Nearly two years later, however, these landmark budget cuts have fallen far short of their promises.
In some areas, they did bring significant cutbacks in federal spending. Grants for clean water dried up. Cities got less money for affordable housing.
But the bill also turned out to be an epic kind of Washington illusion. It was stuffed with gimmicks that made the cuts seem far bigger — and the politicians far bolder — than they actually were.
How big was the illusion? The Washington Post did some analysis:
To sketch the bill’s biggest impacts, The Washington Post focused on the 16 largest individual cuts. Each, in theory, sliced at least $500 million from the federal budget. Together, they accounted for $26.1 billion, two-thirds of the total.
In four of those cases, the real-world impact was difficult to measure. The Department of Homeland Security officially declined to comment about a $557 million reduction. The Department of State, the Department of Agriculture and the Federal Emergency Management Agency — whose cuts totaled $1.9 billion — simply did not answer The Post’s questions despite repeated requests over the past month.
Among the other 12 cases, there were at least seven where the cuts caused only minimal real-world disruptions or none at all.

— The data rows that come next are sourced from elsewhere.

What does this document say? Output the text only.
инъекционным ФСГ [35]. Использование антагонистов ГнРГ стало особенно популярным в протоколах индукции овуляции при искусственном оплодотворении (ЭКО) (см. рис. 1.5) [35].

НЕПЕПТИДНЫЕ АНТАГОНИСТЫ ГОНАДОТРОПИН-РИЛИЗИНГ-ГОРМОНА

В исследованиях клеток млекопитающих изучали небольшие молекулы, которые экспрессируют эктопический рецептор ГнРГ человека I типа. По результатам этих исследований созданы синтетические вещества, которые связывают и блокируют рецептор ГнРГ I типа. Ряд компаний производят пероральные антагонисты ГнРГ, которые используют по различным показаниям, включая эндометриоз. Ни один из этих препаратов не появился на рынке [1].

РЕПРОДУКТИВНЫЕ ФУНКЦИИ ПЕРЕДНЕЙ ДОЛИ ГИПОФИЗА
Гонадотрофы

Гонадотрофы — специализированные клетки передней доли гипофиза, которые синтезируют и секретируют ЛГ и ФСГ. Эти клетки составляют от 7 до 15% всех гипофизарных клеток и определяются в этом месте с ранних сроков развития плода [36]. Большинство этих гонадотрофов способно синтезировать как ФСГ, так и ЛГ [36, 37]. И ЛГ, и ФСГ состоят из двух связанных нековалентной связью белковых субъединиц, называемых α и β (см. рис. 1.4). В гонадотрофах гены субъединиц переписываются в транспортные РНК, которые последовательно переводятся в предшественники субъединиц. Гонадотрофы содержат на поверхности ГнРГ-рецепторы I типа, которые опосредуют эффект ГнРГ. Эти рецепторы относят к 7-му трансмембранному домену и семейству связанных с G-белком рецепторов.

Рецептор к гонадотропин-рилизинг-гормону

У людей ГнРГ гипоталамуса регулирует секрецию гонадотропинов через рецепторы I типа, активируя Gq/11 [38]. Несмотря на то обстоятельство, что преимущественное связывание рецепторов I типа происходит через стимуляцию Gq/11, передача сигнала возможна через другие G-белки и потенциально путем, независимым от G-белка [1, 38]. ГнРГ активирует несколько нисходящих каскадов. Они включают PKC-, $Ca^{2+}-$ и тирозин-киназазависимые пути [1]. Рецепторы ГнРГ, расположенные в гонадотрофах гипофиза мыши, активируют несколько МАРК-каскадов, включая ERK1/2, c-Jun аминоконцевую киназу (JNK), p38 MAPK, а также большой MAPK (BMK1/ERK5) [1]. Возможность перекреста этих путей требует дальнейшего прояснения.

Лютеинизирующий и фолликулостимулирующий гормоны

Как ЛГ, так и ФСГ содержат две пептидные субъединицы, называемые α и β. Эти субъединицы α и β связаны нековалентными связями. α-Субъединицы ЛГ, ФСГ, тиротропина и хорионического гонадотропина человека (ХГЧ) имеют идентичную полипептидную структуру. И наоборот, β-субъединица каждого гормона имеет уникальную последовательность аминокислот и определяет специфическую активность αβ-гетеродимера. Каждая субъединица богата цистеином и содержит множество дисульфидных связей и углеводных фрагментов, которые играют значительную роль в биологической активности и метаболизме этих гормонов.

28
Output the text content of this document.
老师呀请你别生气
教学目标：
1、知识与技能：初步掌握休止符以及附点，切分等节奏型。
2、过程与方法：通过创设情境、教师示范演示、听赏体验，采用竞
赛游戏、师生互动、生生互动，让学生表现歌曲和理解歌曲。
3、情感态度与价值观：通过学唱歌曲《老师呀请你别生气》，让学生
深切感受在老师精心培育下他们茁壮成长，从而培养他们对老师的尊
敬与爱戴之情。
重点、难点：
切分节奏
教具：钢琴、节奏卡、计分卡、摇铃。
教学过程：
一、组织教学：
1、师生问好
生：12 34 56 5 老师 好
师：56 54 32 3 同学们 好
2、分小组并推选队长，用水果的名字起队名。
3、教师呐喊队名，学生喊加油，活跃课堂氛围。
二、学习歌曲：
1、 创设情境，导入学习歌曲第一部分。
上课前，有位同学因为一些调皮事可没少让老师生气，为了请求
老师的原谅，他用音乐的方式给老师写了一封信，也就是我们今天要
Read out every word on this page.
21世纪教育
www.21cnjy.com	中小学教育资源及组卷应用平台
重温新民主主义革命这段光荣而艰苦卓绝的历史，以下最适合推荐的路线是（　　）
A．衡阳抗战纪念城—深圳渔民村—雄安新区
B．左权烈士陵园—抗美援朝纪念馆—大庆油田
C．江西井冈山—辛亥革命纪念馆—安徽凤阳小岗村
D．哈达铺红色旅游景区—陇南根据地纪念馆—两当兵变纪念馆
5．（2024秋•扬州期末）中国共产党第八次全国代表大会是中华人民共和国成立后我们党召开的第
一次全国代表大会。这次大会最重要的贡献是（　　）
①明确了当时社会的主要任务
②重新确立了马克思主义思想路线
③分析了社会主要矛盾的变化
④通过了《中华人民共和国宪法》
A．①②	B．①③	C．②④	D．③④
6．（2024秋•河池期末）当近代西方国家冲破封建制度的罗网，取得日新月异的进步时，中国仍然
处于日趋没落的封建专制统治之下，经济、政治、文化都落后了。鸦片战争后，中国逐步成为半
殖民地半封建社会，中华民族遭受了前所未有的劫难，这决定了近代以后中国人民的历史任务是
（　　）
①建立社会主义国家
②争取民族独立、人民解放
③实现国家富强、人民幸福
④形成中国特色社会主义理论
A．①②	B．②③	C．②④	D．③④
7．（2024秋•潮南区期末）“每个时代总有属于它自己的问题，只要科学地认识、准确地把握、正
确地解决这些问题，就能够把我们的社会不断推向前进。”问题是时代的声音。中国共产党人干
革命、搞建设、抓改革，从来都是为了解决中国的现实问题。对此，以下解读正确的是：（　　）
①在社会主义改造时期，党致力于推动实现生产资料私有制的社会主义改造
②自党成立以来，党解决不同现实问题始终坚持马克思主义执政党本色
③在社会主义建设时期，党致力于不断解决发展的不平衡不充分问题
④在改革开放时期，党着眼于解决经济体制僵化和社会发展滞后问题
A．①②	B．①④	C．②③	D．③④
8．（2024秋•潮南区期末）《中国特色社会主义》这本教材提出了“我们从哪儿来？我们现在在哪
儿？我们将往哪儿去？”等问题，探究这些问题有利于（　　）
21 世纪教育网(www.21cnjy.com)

Often, this was made possible by a little act of Washington magic. Agencies got credit for killing what was, in reality, already dead.
At the Census Bureau, for instance, officials had already said they didn’t need the more than $6 billion they had spent the year before. That money had paid for the once-a-decade 2010 Census. There wasn’t, of course, another census planned in 2011.
But to Congress, that was still a cut. The budget bill formally revoked the “budget authority” needed to spend the $6 billion that the Census Bureau didn’t want. On paper, it looked like a huge reduction. But, at the Census Bureau, no employees were laid off. No projects were finished late.
At the Transportation Department, Congress canceled $630 million in “orphan earmarks.” These were the wandering ghosts of the highway budget: pots of money assigned for specific road projects, which were still sitting unspent years and years later.
Were any of the supposed cuts real? It turns out that some were, although what those cuts really do is shed light on the priorities of the federal government’s bureaucrats:
Not all the bill’s cuts were illusory, however. The Post’s analysis found five large cuts that turned out to be very real.
None of them actually caused an agency in Washington to shed federal personnel. Instead, they reduced the money that passed through those agencies to state and local projects.
To recap this point, given a choice between trimming the federal employee payroll and their extremely generous benefits or trimming the amount of money that might go to benefit Americans who live outside of the Washington D.C. metropolitan area, the people who are currently running the federal government sided with their own bureaucrats against the American people.
That, perhaps more than anything else, explains how Washington D.C. works (or not). Those federal government workers, by the way, are now demanding a larger pay raise than even President Obama feels they deserve.